Furthermore, it was concluded from the obtained results that PIs estimated with a 90% confidence level are 35% wider than PIs estimated with an 80% confidence level. After comparing the accuracy of the models, the superior models for both point prediction and PI estimation tasks were used for future projections of the temperature and precipitation for both stations. In this way, two periods, 2046–50 and 2096–2100, were considered as near and far future periods and a base period for each station was considered from the validation subset of data for comparison. The achieved results illustrated that Tabriz station is going to face droughts in the dry season, especially in the far future, accompanied by warmer winters and drastic changes in the climate regimes, such as no more expected snowfall. These results warn the planners and decision-makers to design advanced plans in an adaptable way with the mentioned changes. It is suggested to assess the possible ways to catch and store storm water, such as with artificial lakes and constructing groundwater recharging zones (Thomas 1987). Moreover, since the decrease in precipitation increases the stress on groundwater resources, it is suggested to develop sustainable groundwater consumption plans. Although the magnitude of the extreme precipitation is expected to be decreased in the region of the Rasht station, more sustaining precipitation with lower intensity is also expected, particularly in the far future. Sustaining rainfalls can result in raising groundwater levels and groundwater floods. Therefore, it is suggested for decision-makers and planners to include groundwater flood prevention systems in urban development plans. Furthermore, precipitation and temperature projections suggest that a more uniform climate pattern is expected in the region of the Rasht station by showing the effects of similar climates in different seasons in the results.

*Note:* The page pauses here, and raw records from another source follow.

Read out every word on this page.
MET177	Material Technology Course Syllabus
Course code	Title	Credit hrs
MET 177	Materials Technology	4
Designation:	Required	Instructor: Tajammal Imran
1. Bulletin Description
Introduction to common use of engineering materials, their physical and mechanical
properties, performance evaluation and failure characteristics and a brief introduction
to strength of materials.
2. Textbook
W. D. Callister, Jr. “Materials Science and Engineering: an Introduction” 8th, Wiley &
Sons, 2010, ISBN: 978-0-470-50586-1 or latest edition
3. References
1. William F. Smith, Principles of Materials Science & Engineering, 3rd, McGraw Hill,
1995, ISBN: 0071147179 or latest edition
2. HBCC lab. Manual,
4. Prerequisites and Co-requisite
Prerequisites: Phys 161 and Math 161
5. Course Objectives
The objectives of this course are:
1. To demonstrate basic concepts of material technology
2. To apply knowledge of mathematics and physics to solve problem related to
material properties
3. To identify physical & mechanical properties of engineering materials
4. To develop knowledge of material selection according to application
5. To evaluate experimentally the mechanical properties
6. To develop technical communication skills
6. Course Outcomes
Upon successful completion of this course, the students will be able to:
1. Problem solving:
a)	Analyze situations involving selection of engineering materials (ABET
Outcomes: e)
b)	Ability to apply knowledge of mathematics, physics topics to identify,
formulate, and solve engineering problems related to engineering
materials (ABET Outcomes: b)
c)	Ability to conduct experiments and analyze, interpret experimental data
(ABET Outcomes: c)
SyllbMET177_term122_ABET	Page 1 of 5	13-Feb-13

Since this study was based on a single GCM and a single future scenario, it is suggested for future studies to use a multi-GCM and scenario ensemble approach with an LSTM-based LUBE method to cover more uncertainty sources. Also, it is suggested to downscale GCM data with the methods employed in this study to model or downscale other hydroclimatologic parameters. Also, applying different data-preprocessing methods, such as wavelet linked to the mentioned methods, is suggested to enhance the accuracy of the results. In addition, LSTM-based LUBE has been shown to perform reliably in two different regions. Since only GCM outputs and observed synoptic scale data are provided to the model, there is still a need for training different models for different regions; a single trained model is not applicable for different regions at the moment. However, to enhance the generalizability of the model and include physical knowledge in the model, employing topographical maps and distance of the grid points from the synoptic station via image processing can also be explored in future research. Ultimately, data-driven models are highly sensitive to the amount of data used, and in cases of small datasets, models are susceptible to outliers and anomalies in the data. Therefore, a larger dataset can reduce the risk of being affected by low-quality data. Consequently, employing daily GCM data and synoptic station observations in future research can increase the reliability of the LSTM-based LUBE model for uncertainty quantification of statistical downscaling.
Acknowledgments.
This work was supported by the core-to-core project, the Japan Society for the Promotion of Science (JSPS) (Grant JPJSCCB202200044), and the Disaster Prevention Research Institute (DPRI) internal research fund (Grant 2022L-04).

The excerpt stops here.